Проведенное время с Мио, каким бы веселым оно ни было, не избавило меня от того, что произошло сегодня утром.
Я не могу избавиться от образа руки, губ и слов Себастьяна.
Ад. Я даже не могу забыть звук его голоса.
Я не оставила ему свой номер телефона, прежде чем вылететь из его офиса, но я все равно продолжаю проверять свои сообщения, как будто он волшебным образом получит номер.
Это был бы не первый раз, когда он получил мой номер за моей спиной.
Останавливая машину на подъездной дорожке, я беру паузу, чтобы собраться с мыслями, затем делаю несколько рабочих звонков и назначаю несколько встреч. Я серьезно отношусь к наследию, оставленному мамой, пусть даже только с административной точки зрения. Аманда, которая была маминой помощницей, а теперь моя, заботится о дизайнерах и обо всем этом.
Работа заставляет меня быть достаточно занятой, чтобы не думать о других вещах, но это было раньше.
У меня такое чувство, что это больше не будет применяться теперь, когда мой мир снова столкнулся с миром Себастьяна.
Закончив свои телефонные переговоры с Амандой, я захожу в дом.
Я замолкаю, услышав звуки спора, доносящиеся из кабинета Акиры. Так поздно?
За те семь лет, что я была замужем за ним, Акира всегда был чертовски скрупулезен в отношении своего рабочего времени и времени отдыха.
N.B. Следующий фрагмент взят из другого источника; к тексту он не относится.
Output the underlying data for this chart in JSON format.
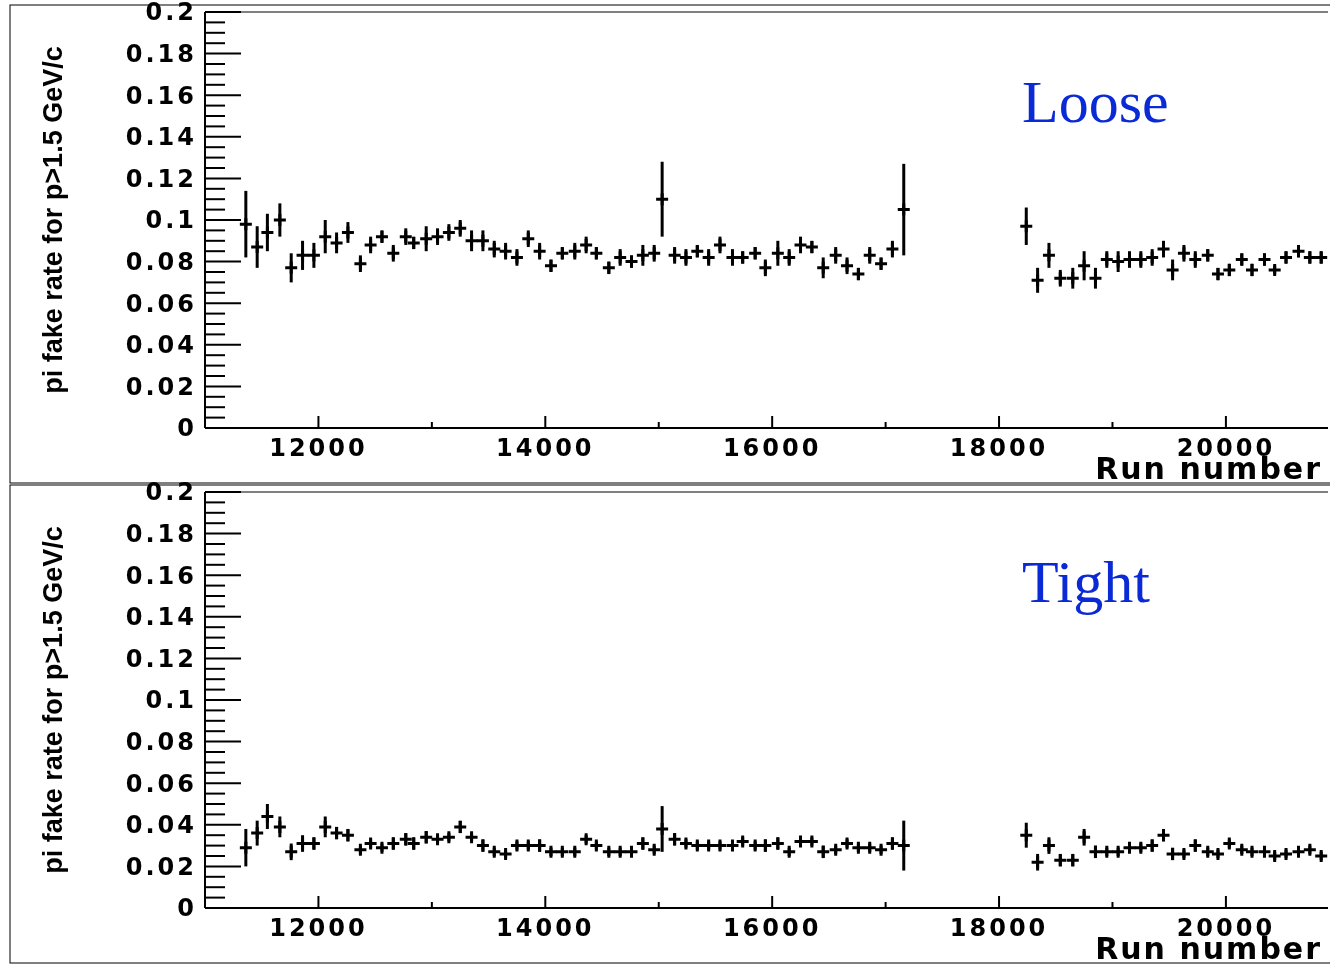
{
  "chart_data": [
    {
      "type": "scatter",
      "marker": "cross",
      "xlabel": "Run number",
      "ylabel": "pi fake rate for p>1.5 GeV/c",
      "annotations": [
        "Loose"
      ],
      "xlim": [
        11000,
        20900
      ],
      "xticks": [
        12000,
        14000,
        16000,
        18000,
        20000
      ],
      "ylim": [
        0,
        0.2
      ],
      "yticks": [
        0,
        0.02,
        0.04,
        0.06,
        0.08,
        0.1,
        0.12,
        0.14,
        0.16,
        0.18,
        0.2
      ],
      "series": [
        {
          "color": "#000000",
          "x": [
            11360,
            11460,
            11550,
            11660,
            11760,
            11860,
            11960,
            12060,
            12160,
            12260,
            12370,
            12460,
            12560,
            12660,
            12770,
            12840,
            12950,
            13050,
            13150,
            13250,
            13350,
            13450,
            13550,
            13650,
            13750,
            13850,
            13950,
            14050,
            14150,
            14260,
            14360,
            14450,
            14560,
            14660,
            14760,
            14860,
            14960,
            15030,
            15140,
            15240,
            15340,
            15440,
            15540,
            15650,
            15740,
            15850,
            15940,
            16050,
            16150,
            16250,
            16350,
            16450,
            16560,
            16660,
            16760,
            16860,
            16960,
            17060,
            17160,
            18240,
            18340,
            18440,
            18540,
            18650,
            18750,
            18850,
            18950,
            19050,
            19150,
            19250,
            19350,
            19450,
            19530,
            19630,
            19730,
            19840,
            19930,
            20030,
            20140,
            20230,
            20340,
            20430,
            20530,
            20640,
            20740,
            20840
          ],
          "values": [
            0.098,
            0.087,
            0.094,
            0.1,
            0.077,
            0.083,
            0.083,
            0.092,
            0.089,
            0.094,
            0.079,
            0.088,
            0.092,
            0.084,
            0.092,
            0.089,
            0.091,
            0.092,
            0.094,
            0.096,
            0.09,
            0.09,
            0.086,
            0.085,
            0.082,
            0.091,
            0.085,
            0.078,
            0.084,
            0.085,
            0.088,
            0.084,
            0.077,
            0.082,
            0.08,
            0.083,
            0.084,
            0.11,
            0.083,
            0.082,
            0.085,
            0.082,
            0.088,
            0.082,
            0.082,
            0.084,
            0.077,
            0.084,
            0.082,
            0.088,
            0.087,
            0.077,
            0.083,
            0.078,
            0.074,
            0.083,
            0.079,
            0.086,
            0.105,
            0.097,
            0.071,
            0.083,
            0.072,
            0.072,
            0.078,
            0.072,
            0.081,
            0.08,
            0.081,
            0.081,
            0.082,
            0.086,
            0.076,
            0.084,
            0.081,
            0.083,
            0.074,
            0.076,
            0.081,
            0.076,
            0.081,
            0.076,
            0.082,
            0.085,
            0.082,
            0.082
          ],
          "errors": [
            0.016,
            0.01,
            0.009,
            0.008,
            0.007,
            0.007,
            0.006,
            0.008,
            0.005,
            0.005,
            0.004,
            0.004,
            0.003,
            0.004,
            0.004,
            0.003,
            0.006,
            0.004,
            0.004,
            0.004,
            0.005,
            0.005,
            0.004,
            0.004,
            0.004,
            0.004,
            0.004,
            0.003,
            0.003,
            0.004,
            0.004,
            0.003,
            0.003,
            0.004,
            0.003,
            0.005,
            0.004,
            0.018,
            0.004,
            0.004,
            0.003,
            0.004,
            0.004,
            0.004,
            0.003,
            0.003,
            0.004,
            0.006,
            0.004,
            0.004,
            0.003,
            0.005,
            0.004,
            0.004,
            0.003,
            0.004,
            0.003,
            0.004,
            0.022,
            0.009,
            0.006,
            0.006,
            0.004,
            0.005,
            0.007,
            0.005,
            0.004,
            0.005,
            0.004,
            0.004,
            0.004,
            0.004,
            0.005,
            0.004,
            0.004,
            0.003,
            0.003,
            0.003,
            0.003,
            0.003,
            0.003,
            0.002,
            0.003,
            0.003,
            0.003,
            0.003
          ]
        }
      ]
    },
    {
      "type": "scatter",
      "marker": "cross",
      "xlabel": "Run number",
      "ylabel": "pi fake rate for p>1.5 GeV/c",
      "annotations": [
        "Tight"
      ],
      "xlim": [
        11000,
        20900
      ],
      "xticks": [
        12000,
        14000,
        16000,
        18000,
        20000
      ],
      "ylim": [
        0,
        0.2
      ],
      "yticks": [
        0,
        0.02,
        0.04,
        0.06,
        0.08,
        0.1,
        0.12,
        0.14,
        0.16,
        0.18,
        0.2
      ],
      "series": [
        {
          "color": "#000000",
          "x": [
            11360,
            11460,
            11550,
            11660,
            11760,
            11860,
            11960,
            12060,
            12160,
            12260,
            12370,
            12460,
            12560,
            12660,
            12770,
            12840,
            12950,
            13050,
            13150,
            13250,
            13350,
            13450,
            13550,
            13650,
            13750,
            13850,
            13950,
            14050,
            14150,
            14260,
            14360,
            14450,
            14560,
            14660,
            14760,
            14860,
            14960,
            15030,
            15140,
            15240,
            15340,
            15440,
            15540,
            15650,
            15740,
            15850,
            15940,
            16050,
            16150,
            16250,
            16350,
            16450,
            16560,
            16660,
            16760,
            16860,
            16960,
            17060,
            17160,
            18240,
            18340,
            18440,
            18540,
            18650,
            18750,
            18850,
            18950,
            19050,
            19150,
            19250,
            19350,
            19450,
            19530,
            19630,
            19730,
            19840,
            19930,
            20030,
            20140,
            20230,
            20340,
            20430,
            20530,
            20640,
            20740,
            20840
          ],
          "values": [
            0.029,
            0.036,
            0.044,
            0.039,
            0.027,
            0.031,
            0.031,
            0.039,
            0.036,
            0.035,
            0.028,
            0.031,
            0.029,
            0.031,
            0.033,
            0.031,
            0.034,
            0.033,
            0.034,
            0.039,
            0.034,
            0.03,
            0.027,
            0.026,
            0.03,
            0.03,
            0.03,
            0.027,
            0.027,
            0.027,
            0.033,
            0.03,
            0.027,
            0.027,
            0.027,
            0.031,
            0.028,
            0.038,
            0.033,
            0.031,
            0.03,
            0.03,
            0.03,
            0.03,
            0.032,
            0.03,
            0.03,
            0.031,
            0.027,
            0.032,
            0.032,
            0.027,
            0.028,
            0.031,
            0.029,
            0.029,
            0.028,
            0.031,
            0.03,
            0.035,
            0.022,
            0.03,
            0.023,
            0.023,
            0.034,
            0.027,
            0.027,
            0.027,
            0.029,
            0.029,
            0.03,
            0.035,
            0.026,
            0.026,
            0.03,
            0.027,
            0.026,
            0.031,
            0.028,
            0.027,
            0.027,
            0.025,
            0.026,
            0.027,
            0.028,
            0.025
          ],
          "errors": [
            0.009,
            0.006,
            0.006,
            0.005,
            0.004,
            0.004,
            0.003,
            0.005,
            0.003,
            0.003,
            0.002,
            0.002,
            0.002,
            0.003,
            0.003,
            0.003,
            0.003,
            0.002,
            0.002,
            0.003,
            0.002,
            0.003,
            0.002,
            0.002,
            0.002,
            0.002,
            0.003,
            0.002,
            0.002,
            0.002,
            0.002,
            0.002,
            0.002,
            0.002,
            0.002,
            0.003,
            0.002,
            0.011,
            0.003,
            0.002,
            0.002,
            0.002,
            0.002,
            0.002,
            0.002,
            0.002,
            0.003,
            0.003,
            0.002,
            0.002,
            0.002,
            0.003,
            0.002,
            0.002,
            0.002,
            0.002,
            0.002,
            0.003,
            0.012,
            0.006,
            0.004,
            0.004,
            0.003,
            0.003,
            0.004,
            0.003,
            0.002,
            0.002,
            0.002,
            0.002,
            0.003,
            0.003,
            0.003,
            0.002,
            0.003,
            0.002,
            0.002,
            0.002,
            0.002,
            0.002,
            0.002,
            0.002,
            0.002,
            0.002,
            0.002,
            0.002
          ]
        }
      ]
    }
  ]
}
Любое время после семи — это его «время для себя», в которое никто не смеет вмешиваться.
Кроме того, спорить?!
Это происходит настолько редко, что я останавливаюсь и прислушиваюсь возле его кабинета, но слов толком не слышу. Просто мужской голос.
И это не Акира.
Я знала, что мой муж не будет спорить. Он не повышает голоса и все равно добивается того, что задумал.
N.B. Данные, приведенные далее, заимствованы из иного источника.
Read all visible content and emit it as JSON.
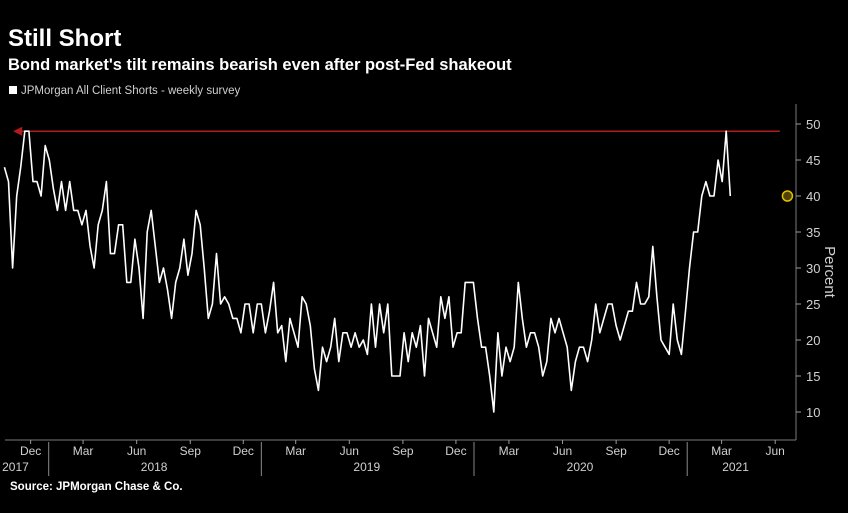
{
  "chart_data": {
    "type": "line",
    "title": "Still Short",
    "subtitle": "Bond market's tilt remains bearish even after post-Fed shakeout",
    "source": "Source: JPMorgan Chase & Co.",
    "ylabel": "Percent",
    "ylim": [
      5,
      52
    ],
    "yticks": [
      10,
      15,
      20,
      25,
      30,
      35,
      40,
      45,
      50
    ],
    "grid": false,
    "legend": "top-left",
    "colors": {
      "series": "#ffffff",
      "reference": "#b01c1c",
      "highlight": "#e0c000",
      "background": "#000000",
      "text": "#d0d0d0"
    },
    "x_start": "2017-10-18",
    "x_end": "2021-06-23",
    "month_ticks": [
      {
        "label": "Dec",
        "date": "2017-12-01"
      },
      {
        "label": "Mar",
        "date": "2018-03-01"
      },
      {
        "label": "Jun",
        "date": "2018-06-01"
      },
      {
        "label": "Sep",
        "date": "2018-09-01"
      },
      {
        "label": "Dec",
        "date": "2018-12-01"
      },
      {
        "label": "Mar",
        "date": "2019-03-01"
      },
      {
        "label": "Jun",
        "date": "2019-06-01"
      },
      {
        "label": "Sep",
        "date": "2019-09-01"
      },
      {
        "label": "Dec",
        "date": "2019-12-01"
      },
      {
        "label": "Mar",
        "date": "2020-03-01"
      },
      {
        "label": "Jun",
        "date": "2020-06-01"
      },
      {
        "label": "Sep",
        "date": "2020-09-01"
      },
      {
        "label": "Dec",
        "date": "2020-12-01"
      },
      {
        "label": "Mar",
        "date": "2021-03-01"
      },
      {
        "label": "Jun",
        "date": "2021-06-01"
      }
    ],
    "year_labels": [
      {
        "label": "2017",
        "date": "2017-11-05"
      },
      {
        "label": "2018",
        "date": "2018-07-01"
      },
      {
        "label": "2019",
        "date": "2019-07-01"
      },
      {
        "label": "2020",
        "date": "2020-07-01"
      },
      {
        "label": "2021",
        "date": "2021-03-25"
      }
    ],
    "year_dividers": [
      "2018-01-01",
      "2019-01-01",
      "2020-01-01",
      "2021-01-01"
    ],
    "reference_line": {
      "value": 49,
      "from": "2021-06-09",
      "to": "2017-11-01"
    },
    "highlight_point": {
      "date": "2021-06-22",
      "value": 40
    },
    "series": [
      {
        "name": "JPMorgan All Client Shorts - weekly survey",
        "start_date": "2017-10-17",
        "frequency": "weekly",
        "values": [
          44,
          42,
          30,
          40,
          44,
          49,
          49,
          42,
          42,
          40,
          47,
          45,
          41,
          38,
          42,
          38,
          42,
          38,
          38,
          36,
          38,
          33,
          30,
          36,
          38,
          42,
          32,
          32,
          36,
          36,
          28,
          28,
          34,
          30,
          23,
          35,
          38,
          33,
          28,
          30,
          27,
          23,
          28,
          30,
          34,
          29,
          32,
          38,
          36,
          30,
          23,
          25,
          32,
          25,
          26,
          25,
          23,
          23,
          21,
          25,
          25,
          21,
          25,
          25,
          21,
          24,
          28,
          21,
          22,
          17,
          23,
          21,
          19,
          26,
          25,
          22,
          16,
          13,
          19,
          17,
          19,
          23,
          17,
          21,
          21,
          19,
          21,
          19,
          20,
          18,
          25,
          19,
          25,
          21,
          25,
          15,
          15,
          15,
          21,
          17,
          21,
          19,
          22,
          15,
          23,
          21,
          19,
          26,
          23,
          26,
          19,
          21,
          21,
          28,
          28,
          28,
          23,
          19,
          19,
          15,
          10,
          21,
          15,
          19,
          17,
          19,
          28,
          23,
          19,
          21,
          21,
          19,
          15,
          17,
          23,
          21,
          23,
          21,
          19,
          13,
          17,
          19,
          19,
          17,
          20,
          25,
          21,
          23,
          25,
          25,
          22,
          20,
          22,
          24,
          24,
          28,
          25,
          25,
          26,
          33,
          26,
          20,
          19,
          18,
          25,
          20,
          18,
          24,
          30,
          35,
          35,
          40,
          42,
          40,
          40,
          45,
          42,
          49,
          40
        ]
      }
    ]
  }
}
Иногда кажется, что он современный самурай. Или, может быть, смертоносный ниндзя.
Я собираюсь продолжить свой путь, когда дверь кабинета Акиры распахивается, и Рен выбегает, захлопнув ее за собой.
Увидев меня, он резко останавливается, его лицо искажается, когда он кланяется в знак приветствия.
Я не кланяюсь в ответ. — Ах, я должна была догадаться, что спорить будешь только ты.
— Ты счастлива?
Я улыбаюсь. — Из-за твоих страданий? Очень.
— Это не стирает твоих, Одзё-сама, — издевается он.
— Нет, но хорошо иметь компаньона.
— Кто сказал, что я несчастен?
— Ты явно такой и есть. Акира действует тебе на нервы. Наконец-то встретил свою пару, да?
— Ты ошибаешься. Никто не достанет меня, ни ты, ни твой психованный муж.
Я похлопываю его по плечу, делая вид, что стряхиваю с чего-то пыль, затем шепчу: — Будь осторожен. Он уже держит тебя на прицеле.
Рен напрягается, когда я отстраняюсь, его маленькие глаза прищуриваются на моих, прежде чем он уходит. Я наблюдаю за ним с довольной улыбкой. Это потрясло его настолько, что на какое-то время превратило в параноика.